América del Sur está compuesta por doce Estados, dentro de un espacio contiguo, con una población cercana a los 400 millones de habitantes, que equivale al 70% de toda América Latina y al 7% de la población mundial. Posee una integración lingüística, donde predominan el español y el portugués. Está dotada de una de las mayores reservas de agua dulce y biodiversidad del planeta, más allá de las inmensas riquezas en recursos minerales, pesca y agricultura. Su territorio abarca casi 18 millones de kilómetros cuadrados (el doble de los EE. UU.) y un PBI del orden de los US$ 4 mil billones. Todas estas condiciones hacen factible que logre constituirse, en un par de décadas, en uno de los bloques políticos y económicos más importantes del planeta.
En la vertiente o arco del Atlántico tenemos la locomotora que representa Brasil, por sí solo un enorme espacio económico, que integra el Grupo de los BRICS o países emergentes, destinados a jugar un papel fundamental en el rediseño del orden internacional. A ello podemos agregar un país como Venezuela que cuenta con la segunda mayor reserva de petróleo y gas a escala mundial; Ecuador, otro país rico en minería y combustibles; Colombia, Perú y Chile, con su enorme litoral sobre el Océano Pacífico y su dotación de recursos naturales; Uruguay, importante exportador de productos agrarios y servicios de diferente clase, entre ellos, los portuarios, financieros y turísticos; Paraguay y Bolivia (con su enorme reservorio de litio y gas), con una ubicación geoestratégica fundamental en el hinterland de Sudamérica. Bolivia integra con Argentina y Chile el valioso triángulo del Litio, cuya explotación por el Estado a través de la Empresa Yacimientos de Litio Boliviano, fue la causa predominante de la destitución del Presidente Evo Morales. Por otra parte, la posición de Argentina, país agroindustrial de desarrollo intermedio y gran exportador de productos agroindustriales y commodities, no admite dudas: la integración en el espacio sudamericano no es un proceso es un destino.
Quiero cerrar esta nota con la evocación de uno de los más grandes hombres públicos de la Argentina: Juan Bautista Alberdi. En el siglo XIX el siempre habló de América del Sur y fue este concepto, no el de América Latina, el que orientó la formulación de sus bases para la Constitución Argentina.
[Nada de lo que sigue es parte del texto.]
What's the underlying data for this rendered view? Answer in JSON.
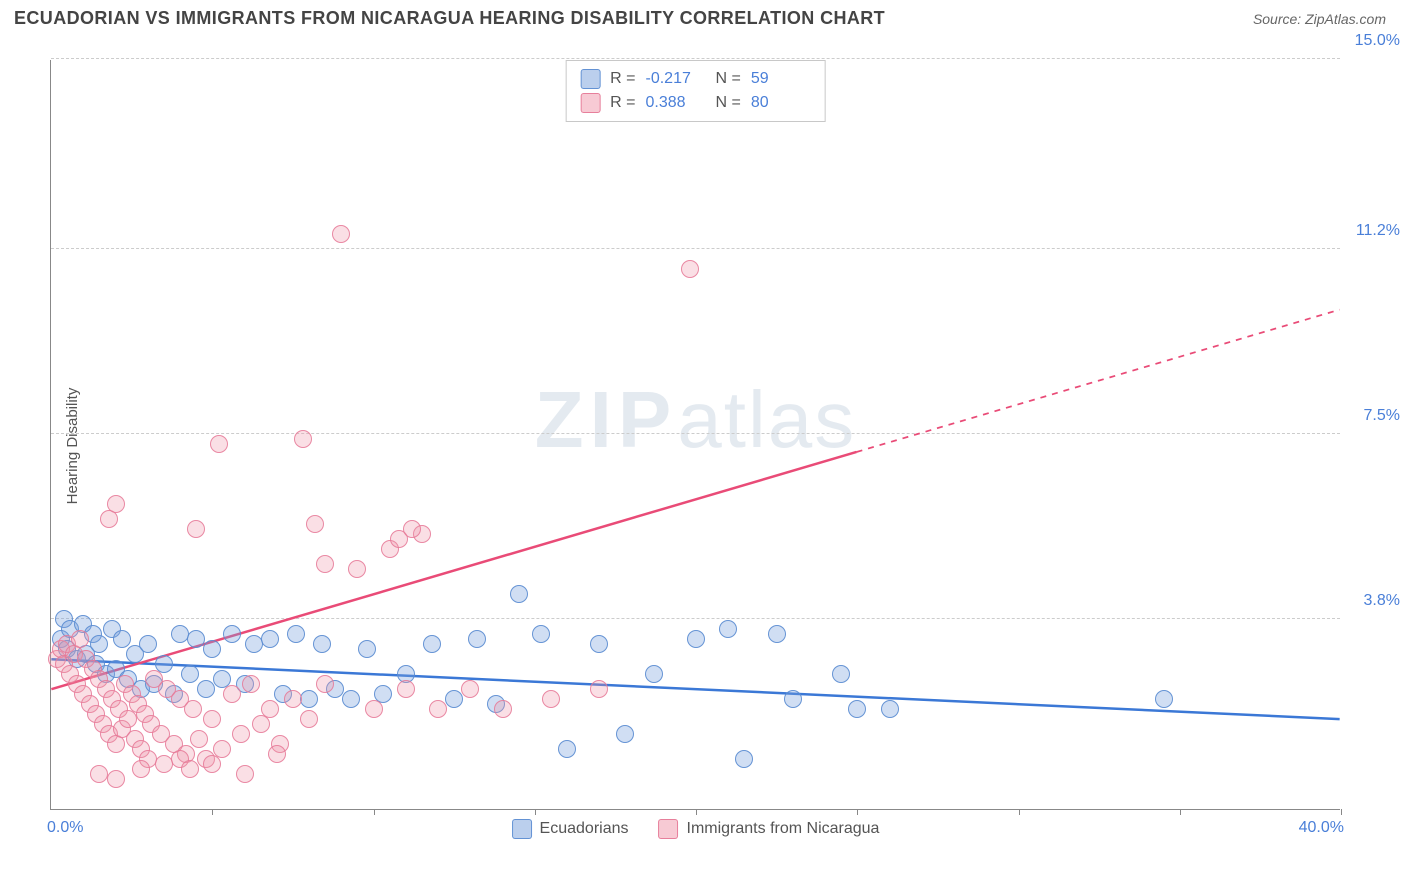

El ilustre tucumano entendía que había dos Américas distintas, no tanto por sus orígenes étnicos o idiomáticos, sino por determinación de la geografía, la historia y la política.
Tal como afirmamos anteriormente, la gran tarea inconclusa de América del Sur, que debe consumarse en este siglo XXI, es integrar lo que la geografía y la historia han unido, y la política colonial ha fragmentado.
Como profetizaba Manuel Ugarte: frente a los Estados Unidos de América del Norte, hay que construir los Estados Unidos de América del Sur.
Esa es la misión de las nuevas generaciones, que empezó a tomar forma a través de UNASUR y CELAC, para que no se cumpla el sombrío pronóstico de Hegel y la América del Sur se incorpore, por el esfuerzo de sus pueblos, su tradición espiritual y vocación histórica de soberanía, a la dialéctica de la historia universal.